405722: GYM102055 I Cockroaches

There are $$$N$$$ cockroaches in the field. Cockroach $$$i$$$ is located at coordinate $$$(x_i, y_i)$$$. No two cockroaches are located at the same spot. Boss Luo has a powerful pesticide that can instantly kill all cockroaches on the horizontal and vertical line of the spot where it is used. i.e. cockroaches with either the same x coordinate or y coordinate as the pesticide spot will be killed.

Boss Luo wonders how many cockroaches can be killed at most when the pesticide is used in one spot. He is also interested in the number of different subsets of the annihilated cockroaches when the pesticide kills most cockroaches.

The first line of the input gives the number of test cases, $$$T$$$ ($$$1 \le T \le 100$$$). $$$T$$$ test cases follow.

For each test case, the first line contains an integers $$$N$$$ ($$$1 \le N \le 10^5$$$), the number of cockroaches.

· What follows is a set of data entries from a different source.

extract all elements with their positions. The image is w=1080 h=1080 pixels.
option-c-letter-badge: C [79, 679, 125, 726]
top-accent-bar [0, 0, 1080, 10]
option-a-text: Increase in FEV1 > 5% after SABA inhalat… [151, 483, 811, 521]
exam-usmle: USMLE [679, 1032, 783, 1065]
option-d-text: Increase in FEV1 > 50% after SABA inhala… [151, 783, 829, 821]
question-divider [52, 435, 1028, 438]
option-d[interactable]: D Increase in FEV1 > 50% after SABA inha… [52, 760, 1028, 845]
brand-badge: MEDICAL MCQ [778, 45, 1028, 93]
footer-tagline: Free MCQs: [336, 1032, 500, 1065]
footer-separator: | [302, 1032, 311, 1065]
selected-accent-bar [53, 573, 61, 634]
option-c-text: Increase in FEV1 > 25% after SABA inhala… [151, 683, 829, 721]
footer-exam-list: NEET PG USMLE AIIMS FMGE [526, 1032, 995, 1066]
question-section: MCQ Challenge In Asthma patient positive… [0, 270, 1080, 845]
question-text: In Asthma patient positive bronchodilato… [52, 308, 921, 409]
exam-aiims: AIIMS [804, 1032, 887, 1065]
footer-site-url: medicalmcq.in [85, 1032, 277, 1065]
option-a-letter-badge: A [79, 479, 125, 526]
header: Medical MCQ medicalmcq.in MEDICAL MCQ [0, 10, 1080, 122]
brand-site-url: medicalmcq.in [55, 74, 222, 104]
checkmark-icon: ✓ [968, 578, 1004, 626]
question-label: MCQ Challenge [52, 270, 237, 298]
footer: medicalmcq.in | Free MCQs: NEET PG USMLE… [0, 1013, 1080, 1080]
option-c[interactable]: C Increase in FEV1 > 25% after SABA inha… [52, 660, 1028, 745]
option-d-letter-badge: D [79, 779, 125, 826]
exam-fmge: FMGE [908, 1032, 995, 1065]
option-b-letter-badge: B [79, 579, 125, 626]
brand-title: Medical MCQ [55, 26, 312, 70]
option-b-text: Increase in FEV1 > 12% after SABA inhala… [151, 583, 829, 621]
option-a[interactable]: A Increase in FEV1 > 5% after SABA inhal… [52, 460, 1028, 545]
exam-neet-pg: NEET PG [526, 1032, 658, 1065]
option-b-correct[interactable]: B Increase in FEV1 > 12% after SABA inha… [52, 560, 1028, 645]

The next $$$N$$$ lines each contains two integers $$$x$$$ and $$$y$$$ ($$$1 \le x, y \le 10^9$$$), describing the coordinates of the cockroaches.

For at least 80 test cases, it is guaranteed that $$$N \leq 5\,000$$$.

For each test case, output one line containing "Case x: y z", where x is the test case number (starting from $$$1$$$), y is the maximum number of cockroaches that can be killed with pesticide applied on one spot, and z is the number of different subsets of the annihilated cockroaches when the pesticide kills most cockroaches.

2
5
1 2
1 3
2 3
4 5
6 7
3
1 2
2 3
3 1

Case 1: 3 5
Case 2: 2 3

For test case 1, 3 cockroaches can be killed if the pesticide is used optimally. There are 5 possible subsets: $$$\{1, 2, 3\}, \{1, 2, 4\}, \{1, 2, 5\}, \{2, 3, 4\}, \{2, 3, 5\}$$$.

For test case 2, 2 cockroaches can be kill at best. All subsets with 2 cockroaches are possible: $$$\{1, 2\}, \{1, 3\}, \{2, 3\}$$$.